See-no-evil-Hear-no-evil-Speak-no-evil-Star-Wars-Stormtroopers3

 

The concepts of cultural relativism and an emic perspective are basic to cultural anthropology. There are plenty of subtly different definitions of these terms. Here are two I particularly like:

 

Cultural relativism: Understanding another culture in its own terms sympathetically enough that the culture appears to be a coherent and meaningful design for living (Schultz and Lavenda 2014).

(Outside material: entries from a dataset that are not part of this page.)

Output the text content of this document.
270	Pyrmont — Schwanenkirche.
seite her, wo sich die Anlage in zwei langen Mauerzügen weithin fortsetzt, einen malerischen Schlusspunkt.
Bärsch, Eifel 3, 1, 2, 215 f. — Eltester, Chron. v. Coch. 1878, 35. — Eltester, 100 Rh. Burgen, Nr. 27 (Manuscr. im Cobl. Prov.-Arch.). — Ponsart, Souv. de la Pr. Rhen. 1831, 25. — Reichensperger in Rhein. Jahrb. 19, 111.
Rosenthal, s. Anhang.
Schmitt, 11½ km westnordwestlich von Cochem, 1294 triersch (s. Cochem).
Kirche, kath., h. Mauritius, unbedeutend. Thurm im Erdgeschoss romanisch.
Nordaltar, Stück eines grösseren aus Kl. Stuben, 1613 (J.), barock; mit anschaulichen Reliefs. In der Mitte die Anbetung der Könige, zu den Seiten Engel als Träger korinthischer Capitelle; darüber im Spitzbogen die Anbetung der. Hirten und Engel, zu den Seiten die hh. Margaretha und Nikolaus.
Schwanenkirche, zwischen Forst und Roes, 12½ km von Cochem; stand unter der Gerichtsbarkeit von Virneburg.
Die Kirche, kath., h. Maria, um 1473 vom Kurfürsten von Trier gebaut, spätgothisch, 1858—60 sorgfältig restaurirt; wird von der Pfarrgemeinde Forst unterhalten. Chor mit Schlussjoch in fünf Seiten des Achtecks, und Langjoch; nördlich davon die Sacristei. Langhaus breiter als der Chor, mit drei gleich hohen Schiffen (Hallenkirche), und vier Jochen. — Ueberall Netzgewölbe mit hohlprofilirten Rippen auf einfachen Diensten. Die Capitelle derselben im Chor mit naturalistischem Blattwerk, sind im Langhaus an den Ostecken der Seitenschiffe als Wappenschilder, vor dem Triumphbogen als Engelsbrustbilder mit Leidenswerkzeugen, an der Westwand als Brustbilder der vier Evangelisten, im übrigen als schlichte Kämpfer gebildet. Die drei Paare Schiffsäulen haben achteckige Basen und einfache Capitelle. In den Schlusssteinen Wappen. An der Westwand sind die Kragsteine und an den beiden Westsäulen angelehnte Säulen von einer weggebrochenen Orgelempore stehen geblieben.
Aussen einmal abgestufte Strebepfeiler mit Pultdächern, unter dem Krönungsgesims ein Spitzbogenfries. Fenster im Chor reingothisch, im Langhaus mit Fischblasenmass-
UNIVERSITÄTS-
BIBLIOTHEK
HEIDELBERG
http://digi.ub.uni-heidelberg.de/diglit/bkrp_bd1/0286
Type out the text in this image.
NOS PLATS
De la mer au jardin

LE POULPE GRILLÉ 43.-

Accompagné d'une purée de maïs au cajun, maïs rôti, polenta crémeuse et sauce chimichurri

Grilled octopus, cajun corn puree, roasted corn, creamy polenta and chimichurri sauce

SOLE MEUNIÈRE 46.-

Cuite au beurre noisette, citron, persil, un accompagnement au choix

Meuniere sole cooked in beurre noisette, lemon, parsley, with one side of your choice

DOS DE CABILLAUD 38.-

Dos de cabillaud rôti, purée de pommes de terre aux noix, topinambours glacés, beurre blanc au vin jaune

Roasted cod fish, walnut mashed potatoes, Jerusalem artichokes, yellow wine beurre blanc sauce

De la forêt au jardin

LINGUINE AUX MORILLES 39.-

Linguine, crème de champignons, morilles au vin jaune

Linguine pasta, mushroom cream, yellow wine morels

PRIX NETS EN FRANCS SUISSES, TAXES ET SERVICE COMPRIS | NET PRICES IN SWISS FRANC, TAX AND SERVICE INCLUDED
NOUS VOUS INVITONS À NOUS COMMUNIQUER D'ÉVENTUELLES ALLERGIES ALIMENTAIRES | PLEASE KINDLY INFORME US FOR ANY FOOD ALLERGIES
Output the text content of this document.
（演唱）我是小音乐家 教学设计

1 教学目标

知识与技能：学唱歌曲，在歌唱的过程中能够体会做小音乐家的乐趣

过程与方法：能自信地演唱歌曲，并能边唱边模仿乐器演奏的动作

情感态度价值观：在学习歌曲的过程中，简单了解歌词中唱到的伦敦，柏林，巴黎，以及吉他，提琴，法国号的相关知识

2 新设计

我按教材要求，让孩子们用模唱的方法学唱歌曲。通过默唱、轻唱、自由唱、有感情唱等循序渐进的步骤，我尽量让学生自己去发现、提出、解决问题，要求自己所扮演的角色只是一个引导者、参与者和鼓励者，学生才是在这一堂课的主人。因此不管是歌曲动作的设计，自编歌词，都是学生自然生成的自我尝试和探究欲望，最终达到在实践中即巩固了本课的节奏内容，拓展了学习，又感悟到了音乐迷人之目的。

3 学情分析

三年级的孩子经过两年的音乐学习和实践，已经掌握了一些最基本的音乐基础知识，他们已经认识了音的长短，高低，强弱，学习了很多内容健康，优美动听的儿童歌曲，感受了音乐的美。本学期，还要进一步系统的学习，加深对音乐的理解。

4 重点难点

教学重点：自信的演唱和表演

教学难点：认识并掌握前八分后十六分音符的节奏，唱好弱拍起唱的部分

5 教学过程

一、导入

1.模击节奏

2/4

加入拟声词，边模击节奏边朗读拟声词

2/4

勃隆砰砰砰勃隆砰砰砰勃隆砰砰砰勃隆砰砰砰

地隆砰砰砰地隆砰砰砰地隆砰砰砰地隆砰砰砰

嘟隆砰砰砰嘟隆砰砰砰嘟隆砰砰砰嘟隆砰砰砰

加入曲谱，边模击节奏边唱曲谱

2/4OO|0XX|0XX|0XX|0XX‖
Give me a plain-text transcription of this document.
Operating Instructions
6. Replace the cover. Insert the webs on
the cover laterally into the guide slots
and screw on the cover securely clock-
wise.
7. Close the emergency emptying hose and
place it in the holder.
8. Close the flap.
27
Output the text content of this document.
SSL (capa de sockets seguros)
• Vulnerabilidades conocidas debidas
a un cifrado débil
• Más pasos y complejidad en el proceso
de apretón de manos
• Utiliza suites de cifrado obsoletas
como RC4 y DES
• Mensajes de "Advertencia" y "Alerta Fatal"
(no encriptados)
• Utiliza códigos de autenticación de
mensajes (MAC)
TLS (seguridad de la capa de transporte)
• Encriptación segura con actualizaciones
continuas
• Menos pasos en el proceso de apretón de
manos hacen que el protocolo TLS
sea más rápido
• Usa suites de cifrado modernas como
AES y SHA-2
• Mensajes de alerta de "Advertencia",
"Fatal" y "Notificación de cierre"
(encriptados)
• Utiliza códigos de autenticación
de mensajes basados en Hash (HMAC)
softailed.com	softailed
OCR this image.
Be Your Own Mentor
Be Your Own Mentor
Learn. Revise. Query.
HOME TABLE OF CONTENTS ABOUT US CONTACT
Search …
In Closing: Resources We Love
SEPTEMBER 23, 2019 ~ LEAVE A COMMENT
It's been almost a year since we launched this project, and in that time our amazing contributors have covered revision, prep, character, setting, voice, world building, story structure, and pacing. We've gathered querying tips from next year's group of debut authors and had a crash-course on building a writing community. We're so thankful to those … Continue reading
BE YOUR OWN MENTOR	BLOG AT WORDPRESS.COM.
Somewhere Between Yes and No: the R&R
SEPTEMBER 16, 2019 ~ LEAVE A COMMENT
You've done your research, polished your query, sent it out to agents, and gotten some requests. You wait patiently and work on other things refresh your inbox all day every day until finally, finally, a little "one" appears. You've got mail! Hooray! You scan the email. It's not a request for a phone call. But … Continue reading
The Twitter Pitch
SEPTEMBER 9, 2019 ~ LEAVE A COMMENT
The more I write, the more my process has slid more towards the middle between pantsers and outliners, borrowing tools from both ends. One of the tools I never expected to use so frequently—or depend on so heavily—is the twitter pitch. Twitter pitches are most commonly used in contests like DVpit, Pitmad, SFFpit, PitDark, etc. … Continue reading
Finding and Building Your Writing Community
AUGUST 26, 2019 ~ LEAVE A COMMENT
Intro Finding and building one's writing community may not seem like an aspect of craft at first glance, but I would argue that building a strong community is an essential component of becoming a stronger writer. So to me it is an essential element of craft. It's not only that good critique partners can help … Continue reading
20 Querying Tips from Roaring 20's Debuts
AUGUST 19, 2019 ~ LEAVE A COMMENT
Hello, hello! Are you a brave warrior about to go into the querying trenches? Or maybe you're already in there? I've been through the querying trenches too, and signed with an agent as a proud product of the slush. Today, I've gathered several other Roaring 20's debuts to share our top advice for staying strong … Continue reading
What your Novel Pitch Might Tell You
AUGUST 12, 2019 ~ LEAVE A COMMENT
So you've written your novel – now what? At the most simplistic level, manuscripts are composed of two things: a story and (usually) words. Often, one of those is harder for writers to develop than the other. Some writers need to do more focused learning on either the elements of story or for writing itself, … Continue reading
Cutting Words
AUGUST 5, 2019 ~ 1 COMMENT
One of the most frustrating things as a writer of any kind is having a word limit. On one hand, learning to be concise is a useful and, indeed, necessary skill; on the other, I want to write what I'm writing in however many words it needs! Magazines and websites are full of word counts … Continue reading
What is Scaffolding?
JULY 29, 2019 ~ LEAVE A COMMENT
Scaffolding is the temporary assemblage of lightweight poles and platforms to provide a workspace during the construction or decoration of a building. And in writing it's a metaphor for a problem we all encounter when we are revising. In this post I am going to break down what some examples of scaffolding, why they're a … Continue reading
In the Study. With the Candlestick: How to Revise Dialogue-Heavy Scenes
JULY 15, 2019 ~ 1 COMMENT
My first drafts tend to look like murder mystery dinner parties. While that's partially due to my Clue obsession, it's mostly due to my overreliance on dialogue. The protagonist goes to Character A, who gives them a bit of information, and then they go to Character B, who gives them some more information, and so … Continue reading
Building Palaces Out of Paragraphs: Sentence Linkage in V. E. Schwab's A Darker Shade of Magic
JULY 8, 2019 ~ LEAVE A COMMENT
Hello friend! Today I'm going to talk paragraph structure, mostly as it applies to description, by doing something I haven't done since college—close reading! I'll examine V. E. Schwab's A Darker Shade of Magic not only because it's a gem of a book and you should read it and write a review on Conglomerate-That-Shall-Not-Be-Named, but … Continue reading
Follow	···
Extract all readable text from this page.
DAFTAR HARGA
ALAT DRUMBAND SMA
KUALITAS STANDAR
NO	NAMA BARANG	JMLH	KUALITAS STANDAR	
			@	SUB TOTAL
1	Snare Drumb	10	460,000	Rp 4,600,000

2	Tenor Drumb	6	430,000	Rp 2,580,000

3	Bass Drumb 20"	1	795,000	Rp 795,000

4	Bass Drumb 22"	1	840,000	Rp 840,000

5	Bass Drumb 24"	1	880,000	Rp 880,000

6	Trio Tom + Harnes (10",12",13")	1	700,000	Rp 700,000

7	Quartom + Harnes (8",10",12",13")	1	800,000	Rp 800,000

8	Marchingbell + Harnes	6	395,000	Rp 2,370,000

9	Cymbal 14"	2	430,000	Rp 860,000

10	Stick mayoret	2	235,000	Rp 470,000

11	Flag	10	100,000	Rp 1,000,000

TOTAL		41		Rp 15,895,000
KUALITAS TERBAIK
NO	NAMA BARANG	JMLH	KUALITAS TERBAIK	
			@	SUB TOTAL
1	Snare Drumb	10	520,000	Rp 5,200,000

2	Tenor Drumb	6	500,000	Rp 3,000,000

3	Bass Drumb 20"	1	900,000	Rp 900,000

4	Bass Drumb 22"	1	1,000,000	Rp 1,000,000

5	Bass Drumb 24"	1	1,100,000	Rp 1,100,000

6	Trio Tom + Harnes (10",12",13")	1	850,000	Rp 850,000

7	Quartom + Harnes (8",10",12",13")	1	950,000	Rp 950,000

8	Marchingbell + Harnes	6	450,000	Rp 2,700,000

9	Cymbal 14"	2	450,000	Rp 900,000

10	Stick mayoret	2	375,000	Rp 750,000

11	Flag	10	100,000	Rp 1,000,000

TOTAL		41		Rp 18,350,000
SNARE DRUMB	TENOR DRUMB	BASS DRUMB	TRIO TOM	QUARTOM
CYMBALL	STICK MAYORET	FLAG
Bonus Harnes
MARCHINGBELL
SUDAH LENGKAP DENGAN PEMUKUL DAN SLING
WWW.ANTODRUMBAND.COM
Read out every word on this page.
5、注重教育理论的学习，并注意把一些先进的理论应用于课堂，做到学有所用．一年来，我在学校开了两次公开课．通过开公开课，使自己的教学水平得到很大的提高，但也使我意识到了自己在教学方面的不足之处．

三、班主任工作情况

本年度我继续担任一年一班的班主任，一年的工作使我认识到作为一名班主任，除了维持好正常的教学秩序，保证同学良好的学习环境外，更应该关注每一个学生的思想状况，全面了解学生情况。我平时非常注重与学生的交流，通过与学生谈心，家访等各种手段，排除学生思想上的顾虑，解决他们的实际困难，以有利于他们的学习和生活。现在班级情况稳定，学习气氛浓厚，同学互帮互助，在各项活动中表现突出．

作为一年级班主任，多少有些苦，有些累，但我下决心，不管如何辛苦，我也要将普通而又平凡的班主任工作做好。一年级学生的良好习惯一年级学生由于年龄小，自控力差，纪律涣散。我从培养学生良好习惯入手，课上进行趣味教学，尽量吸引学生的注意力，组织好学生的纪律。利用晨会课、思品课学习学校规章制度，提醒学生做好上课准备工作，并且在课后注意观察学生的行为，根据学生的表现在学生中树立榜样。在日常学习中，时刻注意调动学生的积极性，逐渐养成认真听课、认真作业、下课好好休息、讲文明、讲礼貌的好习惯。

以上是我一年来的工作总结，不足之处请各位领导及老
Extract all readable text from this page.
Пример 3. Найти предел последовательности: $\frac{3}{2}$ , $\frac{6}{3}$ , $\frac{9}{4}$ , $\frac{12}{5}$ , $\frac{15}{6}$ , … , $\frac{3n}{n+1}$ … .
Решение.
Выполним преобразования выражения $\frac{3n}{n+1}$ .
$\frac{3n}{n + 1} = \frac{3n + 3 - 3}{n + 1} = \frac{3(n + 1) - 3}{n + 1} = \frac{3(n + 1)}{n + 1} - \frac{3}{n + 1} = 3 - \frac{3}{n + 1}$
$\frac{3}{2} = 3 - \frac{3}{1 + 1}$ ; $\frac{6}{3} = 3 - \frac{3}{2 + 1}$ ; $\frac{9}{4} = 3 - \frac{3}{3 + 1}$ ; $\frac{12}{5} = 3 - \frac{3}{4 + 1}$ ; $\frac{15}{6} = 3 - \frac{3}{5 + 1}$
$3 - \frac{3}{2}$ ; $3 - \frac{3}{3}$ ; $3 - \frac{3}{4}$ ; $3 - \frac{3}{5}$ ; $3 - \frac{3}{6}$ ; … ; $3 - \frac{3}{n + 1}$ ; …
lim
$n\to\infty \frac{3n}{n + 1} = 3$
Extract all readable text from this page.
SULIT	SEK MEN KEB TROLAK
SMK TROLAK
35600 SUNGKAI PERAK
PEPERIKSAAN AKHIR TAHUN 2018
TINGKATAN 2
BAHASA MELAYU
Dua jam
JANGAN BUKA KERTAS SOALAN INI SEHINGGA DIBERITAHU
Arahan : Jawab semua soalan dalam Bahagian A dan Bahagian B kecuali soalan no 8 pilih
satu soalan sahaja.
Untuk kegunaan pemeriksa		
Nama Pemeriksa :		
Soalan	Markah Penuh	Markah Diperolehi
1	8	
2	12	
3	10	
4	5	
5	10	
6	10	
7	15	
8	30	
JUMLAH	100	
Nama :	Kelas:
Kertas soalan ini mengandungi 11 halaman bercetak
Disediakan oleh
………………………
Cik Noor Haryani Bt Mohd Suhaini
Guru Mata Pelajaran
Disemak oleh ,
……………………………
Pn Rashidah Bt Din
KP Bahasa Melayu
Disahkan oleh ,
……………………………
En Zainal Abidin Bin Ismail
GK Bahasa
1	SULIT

Emic: An approach to gathering data that investigates how local people think and how they understand the world (Guest 2014).

 

Both require understanding and are essential skills for any human in the 21st Century. These skills come to some of us more naturally than others. I’m fairly open-minded by nature, and have had plenty of training, but had occasionally overwhelming culture shock when working in the Central African Republic. I had to consciously practice cultural relativism – and still do sometimes. A great way to practice is by intentionally exposing yourself to beliefs and behaviors that seem inexplicable or nonsensical. And there are plenty to choose from.

 

What’s most surprising is that some of the behaviors I have the hardest time wrapping my head around occur within my own culture! Maybe this is because we expect far away cultures to be strange and those close-to-home to be familiar. Maybe the “weirdness” is more notable when it occurs in our own backyards.

 

All anthropologists have weak points in their relativistic armor. Mine are 1) a strong sense of morality, which makes it especially hard for me to objectively interpret practices that conflict with it and 2) what can be loosely lumped together as denialism: clinging to widely-discredited, counter-factual beliefs or opinions in the face of “beyond the shadow of a doubt” evidence. (Of course, if I was suffering from severe denial, I wouldn’t know it!).

 

Well-documented perspectives that can classified as denialism are: creationism, climate change denial, people who think the moon landing was a hoax, flat earthers, “birthers,” anti-vaxxers, people who doubt links between smoking and cancer or HIV and AIDS, holocaust deniers, 9/11 truthers, etc. We’ve all met people who are dogmatic about absurdities and seemingly impervious to contradictory evidence. And it’s very easy to come up with rational explanations for their irrationality. Still, I’ve never felt like I really understood where they’re coming from.

 

Irrationality in response to emotional trauma is easy to understand. In his book Denialism: How Irrational Thinking Harms the Planet and Threatens Our Lives, author Michael Specter notes: “We have all been in denial at some point in our lives; faced with truths too painful to accept, rejection often seems the only way to cope. Under those circumstances, facts, no matter how detailed or irrefutable, rarely make a difference” (2009:3). Yet some forms of denial, like “moon landing skeptics,” aren’t particularly tied to strong negative emotions or personal suffering.

 

Undoubtedly, tons of psychological and sociological studies have been conducted on this phenomenon, and I’m simply unaware of them. I would speculate that a denialist’s personal identity gets inseparably intertwined with his or her “strange” beliefs; to abandon the belief would be to lose his or her sense of purpose or self – but I’m way beyond my field of expertise with this speculation.

 

Donald Prothero’s Reality Check: How Science Deniers Threaten Our Future is an excellent overview of the many forms of American denialism. Michael Shermer’s foreword to Prothero’s book includes the best explanation of the process of denialist reasoning I know of:

“Denialism is typically driven by ideology, politics, or religious beliefs, in which the commitment to the belief takes precedence over the evidence for or against it. Belief comes first, reasons for belief follow, and those reasons are winnowed to assure that the belief is always supported” (Prothero 2013:xiii).

 

Shermer describes a pretty sophisticated and self-reinforcing system of denial. As someone who values empirical evidence above all else, it’s hard to accept this perversion of the scientific method. For me, reliable facts are the objective – even if they only lead to an ambiguous or tentative conclusion. For a denialist, sustaining a preconceived “conclusion” is the objective – even if evidence must be ignored or forced through the narrow funnel of belief. I guess I can understand that, even as I fervently disagree with it.

 

Interestingly, both books cited above include “Threaten” in their titles. Do you see denialism as a threat or harmless oddity?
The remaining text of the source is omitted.